More info about Language Pair settings can be found here.
Figure 3. Comparison of settings under “All Language Pairs” and an individual language pair in Project Settings.
Tools > Options settings
The Options dialog box looks very much like the Project Settings dialog box which can be confusing but there are some clear differences when you look at them more closely. The Options dialog box navigation tree includes 12 setting categories. Three of them (File Types, Verification and Language Pairs) are the same as in the Project Settings dialog box. These are marked in Figure 4 with a blue frame. However, the difference is that if you change any of the settings under these three items in the Options dialog box, the changes will affect only your future projects – they do not have any effect on your current project. If you want the changes to apply to your current project you need to make the changes via the Project Settings page, as explained earlier. All the other nine items (i.e. Editor, AutoSuggest, Default Task Sequence, Translation Memories View, Colors, Keyboard Shortcuts, Automatic Updates, Home View, and Java Runtime Engine Startup) are NOT on the Project Settings page (as you can see in Figure 4) and will take effect immediately when you click OK, and will stay in effect until you change them. In other words, they will affect your active project as well as all future and past projects.

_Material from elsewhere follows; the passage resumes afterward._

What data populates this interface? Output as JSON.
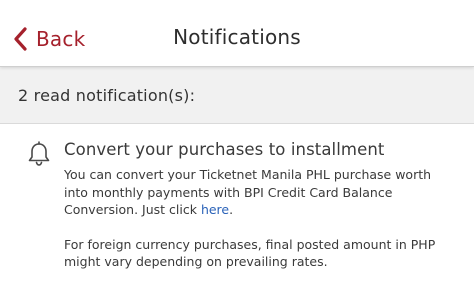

Figure 4. Comparison of Project Settings and Options settings. Identical parts are marked with a blue frame.
Confusing? Yes, but the short version of all this is actually quite simple:
1. Project Settings affect only your active project.

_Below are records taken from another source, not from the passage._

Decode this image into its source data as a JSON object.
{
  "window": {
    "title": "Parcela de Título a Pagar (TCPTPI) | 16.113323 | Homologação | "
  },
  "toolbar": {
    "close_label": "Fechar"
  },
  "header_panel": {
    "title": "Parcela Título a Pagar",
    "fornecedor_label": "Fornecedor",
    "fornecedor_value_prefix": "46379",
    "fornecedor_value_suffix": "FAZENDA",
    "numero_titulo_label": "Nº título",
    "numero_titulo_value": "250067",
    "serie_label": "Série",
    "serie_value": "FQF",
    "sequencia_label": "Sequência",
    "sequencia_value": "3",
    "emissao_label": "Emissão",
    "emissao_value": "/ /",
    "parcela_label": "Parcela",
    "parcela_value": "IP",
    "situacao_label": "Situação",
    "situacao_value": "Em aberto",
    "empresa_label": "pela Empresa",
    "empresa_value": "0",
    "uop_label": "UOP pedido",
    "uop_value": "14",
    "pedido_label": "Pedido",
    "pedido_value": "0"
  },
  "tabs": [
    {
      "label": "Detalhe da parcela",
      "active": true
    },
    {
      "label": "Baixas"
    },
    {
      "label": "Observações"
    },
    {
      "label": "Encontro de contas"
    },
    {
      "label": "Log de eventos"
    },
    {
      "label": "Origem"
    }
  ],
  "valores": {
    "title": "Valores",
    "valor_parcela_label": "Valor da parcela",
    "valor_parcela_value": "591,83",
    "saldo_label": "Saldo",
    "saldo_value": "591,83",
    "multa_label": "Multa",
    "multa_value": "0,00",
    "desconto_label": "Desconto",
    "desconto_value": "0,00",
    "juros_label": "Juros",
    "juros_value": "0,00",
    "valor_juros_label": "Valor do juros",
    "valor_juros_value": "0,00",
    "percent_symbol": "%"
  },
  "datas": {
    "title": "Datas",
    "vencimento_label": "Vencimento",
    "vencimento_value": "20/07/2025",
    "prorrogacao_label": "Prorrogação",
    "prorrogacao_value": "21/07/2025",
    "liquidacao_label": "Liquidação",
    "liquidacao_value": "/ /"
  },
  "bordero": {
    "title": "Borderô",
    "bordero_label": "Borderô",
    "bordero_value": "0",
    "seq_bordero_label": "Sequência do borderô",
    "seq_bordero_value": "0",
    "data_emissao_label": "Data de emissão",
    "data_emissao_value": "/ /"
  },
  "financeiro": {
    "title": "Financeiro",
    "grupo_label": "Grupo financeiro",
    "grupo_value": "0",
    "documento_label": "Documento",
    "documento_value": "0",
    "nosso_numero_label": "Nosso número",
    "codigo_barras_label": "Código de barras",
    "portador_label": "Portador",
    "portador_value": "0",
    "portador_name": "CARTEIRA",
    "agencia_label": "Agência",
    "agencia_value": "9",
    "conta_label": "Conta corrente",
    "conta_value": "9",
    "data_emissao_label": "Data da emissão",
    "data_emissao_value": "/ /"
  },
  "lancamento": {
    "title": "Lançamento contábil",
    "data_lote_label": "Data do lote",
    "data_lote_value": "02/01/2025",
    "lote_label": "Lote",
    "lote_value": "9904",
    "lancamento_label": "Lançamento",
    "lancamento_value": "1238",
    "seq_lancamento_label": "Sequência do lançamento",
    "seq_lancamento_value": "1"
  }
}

2. The three “shared” items in Tools > Options dialog box (File Types, Verification and Language Pairs) affect only future projects. These are your “global” settings for future projects. See Figure 4.
3. The other nine items in Tools > Options dialog box affect active, past and future projects. They are not really project settings but affect other, more general preferences, such as font sizes, color, spell checker, keyboard shortcuts, etc. that control how Studio functions, regardless of any project-specific settings.

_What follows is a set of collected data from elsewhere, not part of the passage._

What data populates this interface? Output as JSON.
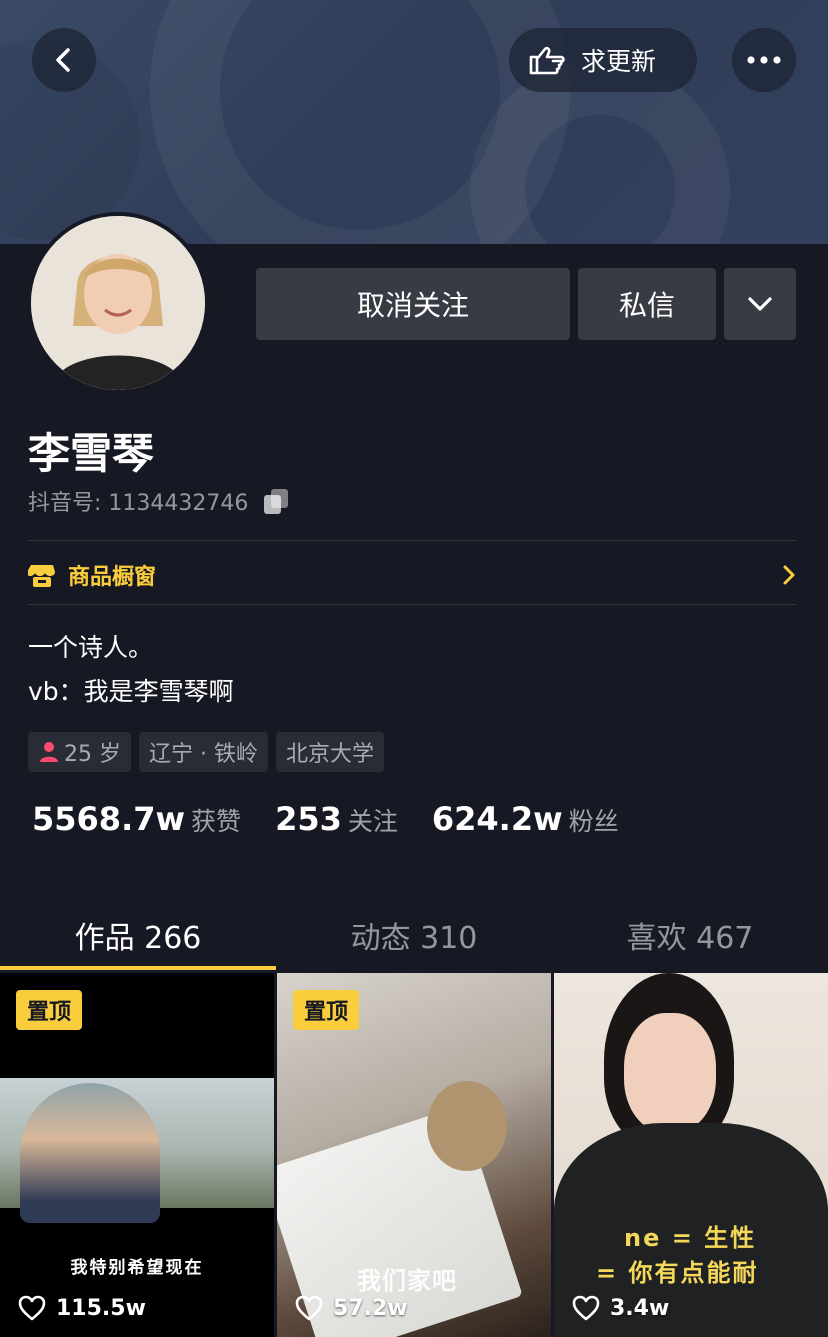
{
  "header": {
    "back_icon": "chevron-left-icon",
    "update_label": "求更新",
    "update_icon": "pointing-hand-icon",
    "more_icon": "ellipsis-icon"
  },
  "actions": {
    "unfollow_label": "取消关注",
    "message_label": "私信",
    "dropdown_icon": "chevron-down-icon"
  },
  "profile": {
    "name": "李雪琴",
    "id_label": "抖音号: 1134432746",
    "copy_icon": "copy-icon"
  },
  "shop": {
    "label": "商品橱窗",
    "icon": "shop-icon",
    "color": "#facd3c"
  },
  "bio": {
    "line1": "一个诗人。",
    "line2": "vb：我是李雪琴啊"
  },
  "tags": {
    "age": "25 岁",
    "gender_icon": "female-icon",
    "location": "辽宁 · 铁岭",
    "school": "北京大学"
  },
  "stats": {
    "likes_num": "5568.7w",
    "likes_label": "获赞",
    "following_num": "253",
    "following_label": "关注",
    "fans_num": "624.2w",
    "fans_label": "粉丝"
  },
  "tabs": [
    {
      "label": "作品 266"
    },
    {
      "label": "动态 310"
    },
    {
      "label": "喜欢 467"
    }
  ],
  "videos": [
    {
      "pinned_label": "置顶",
      "caption": "我特别希望现在",
      "likes": "115.5w"
    },
    {
      "pinned_label": "置顶",
      "caption": "我们家吧",
      "likes": "57.2w"
    },
    {
      "caption_line1": "ne = 生性",
      "caption_line2": "= 你有点能耐",
      "likes": "3.4w"
    }
  ],
  "colors": {
    "background": "#161823",
    "accent": "#facd3c",
    "button": "#393b44"
  }
}
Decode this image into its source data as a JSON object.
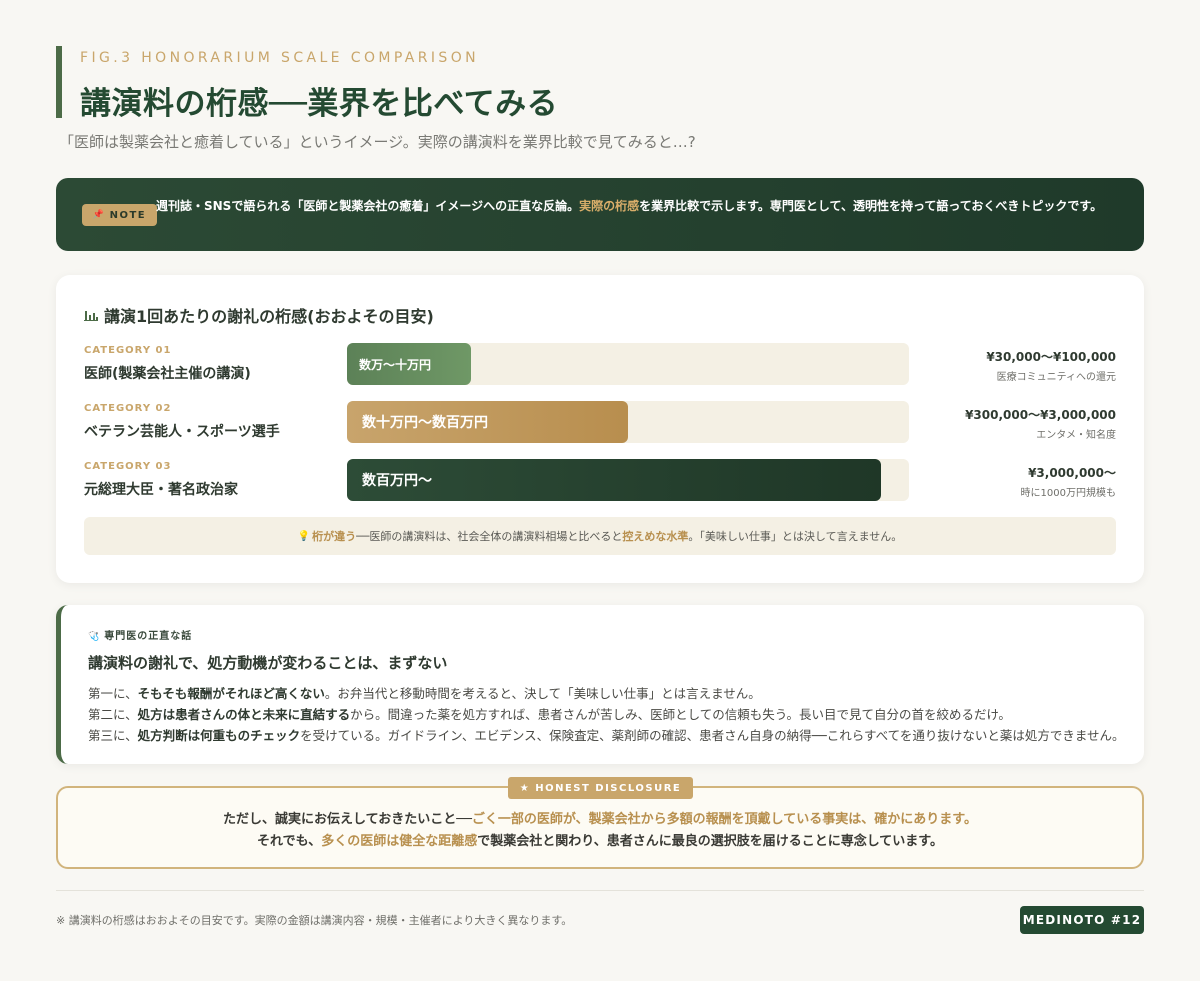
{
  "header": {
    "fig_label": "FIG.3 HONORARIUM SCALE COMPARISON",
    "title": "講演料の桁感──業界を比べてみる",
    "subtitle": "「医師は製薬会社と癒着している」というイメージ。実際の講演料を業界比較で見てみると…?"
  },
  "note": {
    "badge_icon": "pin-icon",
    "badge_glyph": "📌",
    "badge_label": "NOTE",
    "text_before": "週刊誌・SNSで語られる「医師と製薬会社の癒着」イメージへの正直な反論。",
    "text_highlight": "実際の桁感",
    "text_after": "を業界比較で示します。専門医として、透明性を持って語っておくべきトピックです。"
  },
  "comparison": {
    "title_icon": "bar-chart-icon",
    "title": "講演1回あたりの謝礼の桁感(おおよその目安)",
    "rows": [
      {
        "category_label": "CATEGORY 01",
        "name": "医師(製薬会社主催の講演)",
        "bar_label": "数万〜十万円",
        "fill_pct": 22,
        "amount": "¥30,000〜¥100,000",
        "amount_note": "医療コミュニティへの還元"
      },
      {
        "category_label": "CATEGORY 02",
        "name": "ベテラン芸能人・スポーツ選手",
        "bar_label": "数十万円〜数百万円",
        "fill_pct": 50,
        "amount": "¥300,000〜¥3,000,000",
        "amount_note": "エンタメ・知名度"
      },
      {
        "category_label": "CATEGORY 03",
        "name": "元総理大臣・著名政治家",
        "bar_label": "数百万円〜",
        "fill_pct": 95,
        "amount": "¥3,000,000〜",
        "amount_note": "時に1000万円規模も"
      }
    ],
    "tip": {
      "icon": "lightbulb-icon",
      "glyph": "💡",
      "lead": "桁が違う",
      "middle": "──医師の講演料は、社会全体の講演料相場と比べると",
      "highlight": "控えめな水準",
      "tail": "。「美味しい仕事」とは決して言えません。"
    }
  },
  "expert": {
    "kicker_icon": "stethoscope-icon",
    "kicker_glyph": "🩺",
    "kicker": "専門医の正直な話",
    "title": "講演料の謝礼で、処方動機が変わることは、まずない",
    "lines": [
      {
        "pre": "第一に、",
        "strong": "そもそも報酬がそれほど高くない",
        "post": "。お弁当代と移動時間を考えると、決して「美味しい仕事」とは言えません。"
      },
      {
        "pre": "第二に、",
        "strong": "処方は患者さんの体と未来に直結する",
        "post": "から。間違った薬を処方すれば、患者さんが苦しみ、医師としての信頼も失う。長い目で見て自分の首を絞めるだけ。"
      },
      {
        "pre": "第三に、",
        "strong": "処方判断は何重ものチェック",
        "post": "を受けている。ガイドライン、エビデンス、保険査定、薬剤師の確認、患者さん自身の納得──これらすべてを通り抜けないと薬は処方できません。"
      }
    ]
  },
  "disclosure": {
    "badge_icon": "star-icon",
    "badge": "★ HONEST DISCLOSURE",
    "line1_pre": "ただし、誠実にお伝えしておきたいこと──",
    "line1_highlight": "ごく一部の医師が、製薬会社から多額の報酬を頂戴している事実は、確かにあります。",
    "line2_pre": "それでも、",
    "line2_highlight": "多くの医師は健全な距離感",
    "line2_post": "で製薬会社と関わり、患者さんに最良の選択肢を届けることに専念しています。"
  },
  "footer": {
    "footnote": "※ 講演料の桁感はおおよその目安です。実際の金額は講演内容・規模・主催者により大きく異なります。",
    "badge": "MEDINOTO #12"
  },
  "colors": {
    "background": "#f8f7f3",
    "primary_green": "#244a32",
    "accent_gold": "#c9a66b",
    "note_bg": "#2c4a35"
  }
}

When you add the language pairs to the mixture, it gets a bit more confusing:
1. Memories and their usage (Lookup, Concordance, etc.) are selected under All Language Pairs.
2. If you are working with just one language pair, it’s simpler if you make all the other TM-related changes (i.e. Search, Penalties, Filters and Update) under your language pair (rather than under All Language Pairs).
3. Termbase settings are selected under All Language Pairs (because termbases are multilingual). See Figure 3.
4. Auto-substitution and AutoSuggest Dictionaries settings are selected under each specific language pair (because they are language-specific). See Figure 3.
And some of the File Type settings add their own dimension to this confusion as well:
1. Most of the File Type settings control how source files are extracted and converted to the SDLXLIFF format, so if you want to change the conversion you need to change the settings accordingly beforehand. It’s too late after the file has already been converted (i.e. opened in Studio).
Still unsure about all this?
1. Go to Tools > Options. Review all the settings and change them so that they would be the most useful “global settings” for your work in general. For example: Editor > Spelling, Font Adaptation, Auto-propagation, Languages; Verification > QA Checker 3.0; Language Pairs > All Language Pairs > Translation Memory and Automated Translation and select the TMs that you usually want to use. All the Editor settings will take effect immediately and the Verification and Language Pairs settings will take effect when you create the next project (single-file or standard).
2. If you need to modify any of the Verification or Language Pairs settings for an individual project, do that via the Project Settings dialog box.